Global Engagement Funds 2017: cultivating global students
26 July 2017
Winners of the 2017/18 Global Engagement Funds have been revealed, helping further UCL's global collaborations.
The winners of the 2017/18 Global Engagement Funds have been revealed this week.
This year the funds will support 167 UCL individuals working with partners in 62 countries.
More than 200 applications were received, spread across all UCL faculties, marking an 11% increase in the total number of proposed projects.
Of the 128 successful applications, 53 were led by early-career researchers (41%).
The funded projects strongly reflect the ethos of UCL’s Global Engagement Strategy.
Professor Gudrun Moore and Dr Karen Edge, joint UCL Pro-Vice-Provost (International), welcomed the appetite for global collaboration.
Gudrun said: "It's great to see the increase in applications, especially from early-career researchers. In the first two years, we’ve seen how even a small amount of funding (usually less than £2,000) has already led to international co-authored publications and external research funding."
Karen added: "From the first round of GEF funding, nine projects have successfully gained external funding worth over £2.1m. We can’t wait to see what this year’s recipients achieve.”
Since the Global Engagement Funds began, £500,000 has been distributed to support over 300 UCL academics across 75 departments, collaborating with over 200 partners in over 60 countries worldwide.
Here we explore how a couple of the latest recipients will use their projects to help prepare students for global lives and careers.
Human Dignity and the ECtHR
Dr Nina Lueck (UCL Laws) is using her award to organise a workshop and an interactive staff-student seminar in collaboration with Dr Pavel Bures from Palacky University Olomouc, Czech Republic.

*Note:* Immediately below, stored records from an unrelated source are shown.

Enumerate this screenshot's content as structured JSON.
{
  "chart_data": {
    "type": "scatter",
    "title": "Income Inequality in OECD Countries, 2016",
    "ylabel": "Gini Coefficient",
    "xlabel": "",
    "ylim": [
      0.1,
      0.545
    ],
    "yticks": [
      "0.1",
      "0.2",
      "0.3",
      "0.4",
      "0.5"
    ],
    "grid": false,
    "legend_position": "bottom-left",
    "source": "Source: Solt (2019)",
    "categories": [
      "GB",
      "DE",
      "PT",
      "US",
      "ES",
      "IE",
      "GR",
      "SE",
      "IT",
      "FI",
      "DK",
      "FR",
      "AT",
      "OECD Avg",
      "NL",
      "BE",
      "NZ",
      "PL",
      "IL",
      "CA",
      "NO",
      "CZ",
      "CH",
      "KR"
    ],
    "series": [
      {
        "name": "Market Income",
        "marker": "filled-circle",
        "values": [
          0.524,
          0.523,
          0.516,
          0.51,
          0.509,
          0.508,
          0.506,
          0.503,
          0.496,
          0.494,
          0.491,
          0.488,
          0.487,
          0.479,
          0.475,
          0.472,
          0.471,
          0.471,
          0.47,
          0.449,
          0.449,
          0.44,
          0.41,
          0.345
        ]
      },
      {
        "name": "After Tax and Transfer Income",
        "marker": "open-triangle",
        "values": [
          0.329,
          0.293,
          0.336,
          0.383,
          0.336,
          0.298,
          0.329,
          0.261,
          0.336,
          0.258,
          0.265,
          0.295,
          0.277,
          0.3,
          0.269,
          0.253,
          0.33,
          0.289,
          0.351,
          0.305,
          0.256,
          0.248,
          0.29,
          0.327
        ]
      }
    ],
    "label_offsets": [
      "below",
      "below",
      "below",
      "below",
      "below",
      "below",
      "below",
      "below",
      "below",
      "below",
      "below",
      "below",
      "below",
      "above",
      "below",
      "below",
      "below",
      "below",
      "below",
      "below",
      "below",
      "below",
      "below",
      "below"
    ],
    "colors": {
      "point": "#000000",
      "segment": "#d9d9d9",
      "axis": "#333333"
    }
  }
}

The workshop will focus on the concept of human dignity, where students will discuss how this extra-legal concept is framed and what impact it has on human rights adjudication before European Court of Human Rights (ECtHR).
The seminar will deal with the notion of evolutive interpretation, where the key question will be whether the concept of human dignity might or might not serve as a limit for evolutive interpretation.
Dr Lueck and Dr Bures aim to analyse how students deal with the combination of an extra-legal phenomenon and legal aspects.
Commenting on the broader outcomes of the project, Dr Lueck said: "The activities involve both staff and students in a very active learning process, and contribute to UCL’s strategy to engage students as partners in research-led teaching and learning within the Connected Curriculum and the ChangeMakers Initiative."
Dr Lueck and Dr Bures plan to try out the same concept within the Palacky University Olomouc law school’s Master in International and European Law.
People-centred Urban Design
Following successful Global Engagement-funded participation in the "Co-creation for city-wide upgrading in Yangon" workshop in 2016, UCL Bartlett's Dr Camillo Boano and Dr Giovanna Astolfo will be using their award to build on the outcomes of this activity.
Dr Boano and Dr Astolfo, in collaboration with colleagues from Yangon Technological University (YTU) Myanmar, Architects of Myanmar Association and Women for The World, will organise a two-day training event open to graduate students.
Dr Boano said: “The aim is to support the local institutions in building the capacity of young professionals, capitalising on the long-term expertise of the UCL Bartlett Development Planning Unit (DPU), Asian Coalition of Housing Rights, and Community Architects Network. In the long run, the training could develop into a short course or evolve into a practical module.
"The training is mostly aimed at building the capacity of the young generation of architects of Myanmar, who will be working together with DPU students shortly after the training; better prepared local students will be able to engage fully with DPU students maximising the possibility to learn from each other."